O sıra bayağı bir korkmuştum, araba plakası 21 olsa da Konyalı Türk bir aileydik, üstelik o arabada o sıra 67 yaşında olan dedem ve 10 yaşında olan benim dışımda erkek yoktu. Bu köpeklerin üzerimizden vahşet satması son derece muhtemeldi.
Annem, nenem, kızkardeşim hepsi oldukça korkmuştu, eve doğru yaklaştıkça korkunun dozu daha da artıyordu adeta.

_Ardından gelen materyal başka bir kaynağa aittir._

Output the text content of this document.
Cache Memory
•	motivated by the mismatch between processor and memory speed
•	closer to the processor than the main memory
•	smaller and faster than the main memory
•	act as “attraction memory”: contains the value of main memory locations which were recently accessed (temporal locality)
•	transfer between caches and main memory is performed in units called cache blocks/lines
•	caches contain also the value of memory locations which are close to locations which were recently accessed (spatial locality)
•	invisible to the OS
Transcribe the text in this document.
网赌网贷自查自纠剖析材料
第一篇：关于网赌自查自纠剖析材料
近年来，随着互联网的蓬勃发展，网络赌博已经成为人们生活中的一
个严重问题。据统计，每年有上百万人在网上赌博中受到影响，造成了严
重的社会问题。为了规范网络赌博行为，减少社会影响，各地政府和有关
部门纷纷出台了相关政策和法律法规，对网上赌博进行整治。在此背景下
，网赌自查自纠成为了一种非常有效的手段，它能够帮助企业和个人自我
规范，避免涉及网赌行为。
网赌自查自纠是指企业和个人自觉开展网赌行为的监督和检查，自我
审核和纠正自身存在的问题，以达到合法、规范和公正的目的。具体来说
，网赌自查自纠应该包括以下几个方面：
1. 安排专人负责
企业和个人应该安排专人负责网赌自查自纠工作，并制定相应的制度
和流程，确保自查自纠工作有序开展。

Dünya kavşağı denilen yeri atlatınca rahatlamıştık, 10 dakika içinde kendimizi eve attık ama ne var ki olaylar yatışmadı aksine dahada şiddetlendi, bazı evler ışıklarını açık kapatarak destek veriyorlardı. En büyük korkumuz ise evimize bir zarar gelmesiydi, zaten dayım cezaevindeydi bunuda biliyorlardı aynen Türk olduğumuzu bildikleri gibi...
O gece biraz bilgisayar oyunu vs oynayarak kafamı dağıtmaya çalıştım ama evdeki korkuyu ister istemez hissedebiliyordum. İçinde silah olan dolaba bakıp "Ne olurdu bir kaç yaş daha büyük olsaydım" diye iç geçirmedim desem yalan olur...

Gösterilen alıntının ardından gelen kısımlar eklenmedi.